A Pentagon, Hexagon And A Decagon Walk Into A Bar

The formula for the length of a chord of a triangle is $c=2r\sin\left(\frac{\theta}{2}\right)$ . For an n-sided shape, we have $\theta=\frac{2π}{n}$ . Therefore with $r=1$ , our formula for the side length of an inscribed n-gon is $s=2\sin\left(\frac{π}{n}\right)$

Side length of the pentagon: $2\sin\left(\frac{π}{5}\right)$

Side length of the hexagon: $2\sin\left(\frac{π}{6}\right)$

Side length of the decagon: $2\sin\left(\frac{π}{10}\right)$

A little known identity:

$\sin\left(\frac{π}{10}\right)^2+\sin\left(\frac{π}{6}\right)^2=\sin\left(\frac{π}{5}\right)^2$

This makes the triangle a pythagorean triple, simplifying the problem greatly.

$A=\frac{1}{2}bh$

$A=\frac{1}{2}\left(2\sin\left(\frac{π}{6}\right)\right)\left(2\sin\left(\frac{π}{10}\right)\right)$

$A=\frac{1}{2}\left(1\right)\left(\frac{\sqrt{5}-1}{2}\right)$

$A=\frac{\sqrt{5}-1}{4}$

Therefore our final answer must be $5+1+4=\boxed{10}$ .

This is a proof sketch

Using basic trig we find the side length of an n-gon to be $2\sin\left(\frac{π}{n}\right)$

So our 3 sides are of length: $2\sin\left(\frac{π}{5}\right)=\frac{\sqrt{10-\sqrt{20}}}{2}, \ \ 2\sin\left(\frac{π}{6}\right)=1, \ \ 2\sin\left(\frac{π}{10}\right)=\frac{\sqrt{5}-1}{2}$

We then use this version of herons formula for ease:

$\large A=\frac{1}{4}\sqrt{(a^2+b^2+c^2)^2-2(a^4+b^4+c^4)}$

$=\frac{1}{4}\sqrt{\left(\frac{5-\sqrt{5}}{2}+1+\frac{3-\sqrt{5}}{2}\right)^2-2\left(\frac{15-5\sqrt{5}}{2}+1+\frac{7-3\sqrt{5}}{2}\right)}$

$\large =\frac{1}{4}\sqrt{ \left(5-\sqrt{5}\right)^2- 24+8\sqrt{5}}=\frac{1}{4}\sqrt{6-2\sqrt{5}}=\frac{1}{4}\sqrt{5-2\sqrt{5}+1}$

$\large =\frac{1}{4}\sqrt{\left(\sqrt{5}-1\right)^2}=\boxed{\frac{\sqrt{5}-1}{4}}$

$\therefore a+b+c=5+1+4=\boxed{10}$

A little more intuitive approach to come up with the (true) Pythagorean identity:

First calculate all the sides, we have: side of (pentagon, hexagon, decagon) = $(a,b,c)=(\sqrt{\frac{5}{2} - \frac{\sqrt{5}}{2}},1,\sqrt{\frac{3}{2} - \frac{\sqrt{5}}{2}})$ . Note: The formula for the sides is in $cosine$ rather than $sine$ , so it's $side = r\sqrt{2-2\cos{\frac{360^\circ}{n}}}$

You will automatically think of Heron's formula for area given the 3 known sides.
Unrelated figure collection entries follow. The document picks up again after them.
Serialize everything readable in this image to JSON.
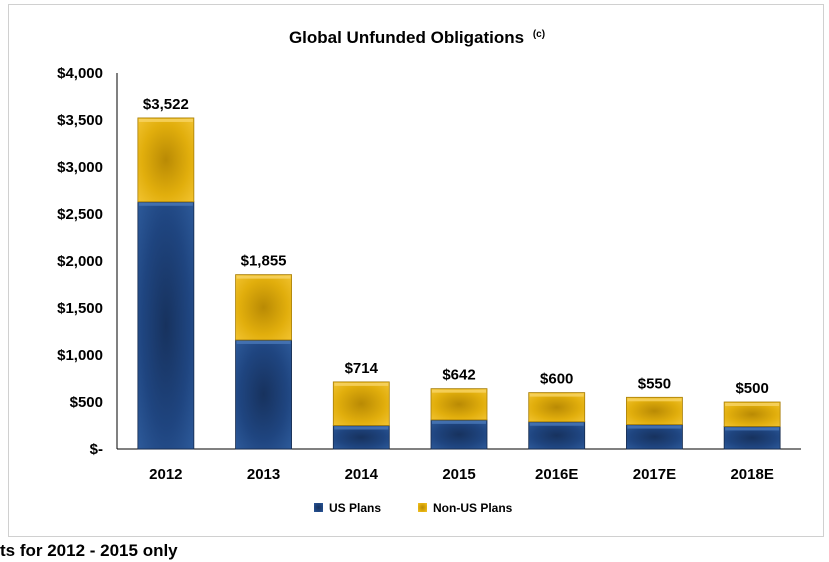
{
  "chart_data": {
    "type": "bar",
    "stacked": true,
    "title": "Global Unfunded Obligations",
    "title_superscript": "(c)",
    "categories": [
      "2012",
      "2013",
      "2014",
      "2015",
      "2016E",
      "2017E",
      "2018E"
    ],
    "series": [
      {
        "name": "US Plans",
        "values": [
          2630,
          1160,
          250,
          310,
          290,
          260,
          240
        ],
        "color": "#1f3f73"
      },
      {
        "name": "Non-US Plans",
        "values": [
          892,
          695,
          464,
          332,
          310,
          290,
          260
        ],
        "color": "#d9a50a"
      }
    ],
    "totals": [
      3522,
      1855,
      714,
      642,
      600,
      550,
      500
    ],
    "total_labels": [
      "$3,522",
      "$1,855",
      "$714",
      "$642",
      "$600",
      "$550",
      "$500"
    ],
    "ylim": [
      0,
      4000
    ],
    "yticks": [
      0,
      500,
      1000,
      1500,
      2000,
      2500,
      3000,
      3500,
      4000
    ],
    "ytick_labels": [
      "$-",
      "$500",
      "$1,000",
      "$1,500",
      "$2,000",
      "$2,500",
      "$3,000",
      "$3,500",
      "$4,000"
    ],
    "xlabel": "",
    "ylabel": "",
    "grid": false,
    "legend_position": "bottom"
  },
  "footnote": "ts for 2012 - 2015 only"
}
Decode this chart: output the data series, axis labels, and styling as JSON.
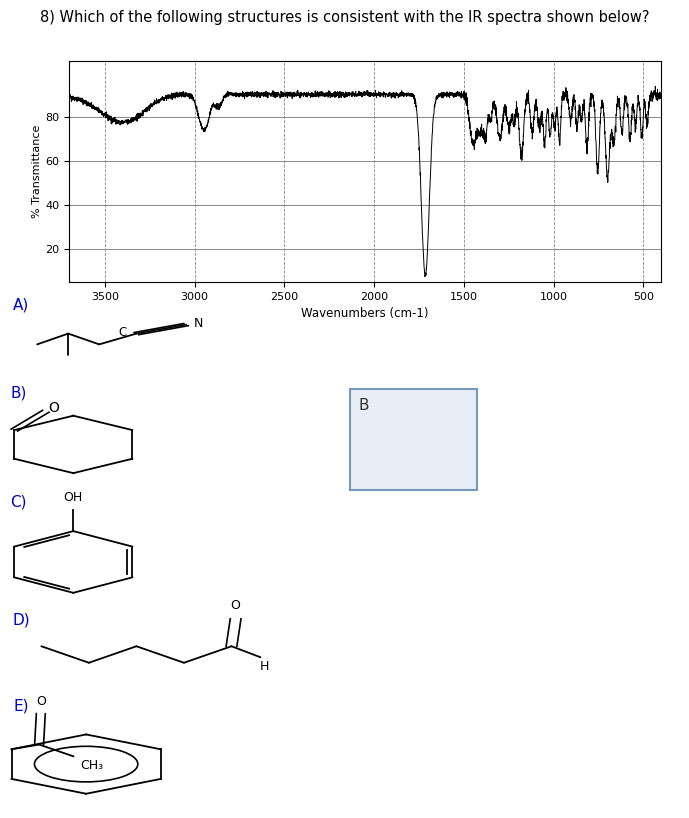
{
  "title": "8) Which of the following structures is consistent with the IR spectra shown below?",
  "title_color": "#000000",
  "title_fontsize": 10.5,
  "xlabel": "Wavenumbers (cm-1)",
  "ylabel": "% Transmittance",
  "yticks": [
    20,
    40,
    60,
    80
  ],
  "xticks": [
    3500,
    3000,
    2500,
    2000,
    1500,
    1000,
    500
  ],
  "xlim": [
    3700,
    400
  ],
  "ylim": [
    5,
    105
  ],
  "grid_color": "#888888",
  "spectrum_color": "#000000",
  "bg_color": "#ffffff",
  "answer_box_color": "#e8eef5",
  "answer_box_border": "#7799bb",
  "answer_letter": "B",
  "options": [
    "A)",
    "B)",
    "C)",
    "D)",
    "E)"
  ],
  "option_fontsize": 11,
  "label_color": "#0000cc"
}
However, you will see that without knowing the alternate form of Heron's formula, it's gonna be a gore manipulation if not impossible. Anyhow, it's gonna be tedious. So let's take a closer look at the sides, you will see that $a^2 - 1 = b^2$ and $1$ can be replaced by $c^2$ . Thus, $a^2 = b^2 + c^2$ and $\angle(b,c) = 90^\circ$ and hence a right triangle.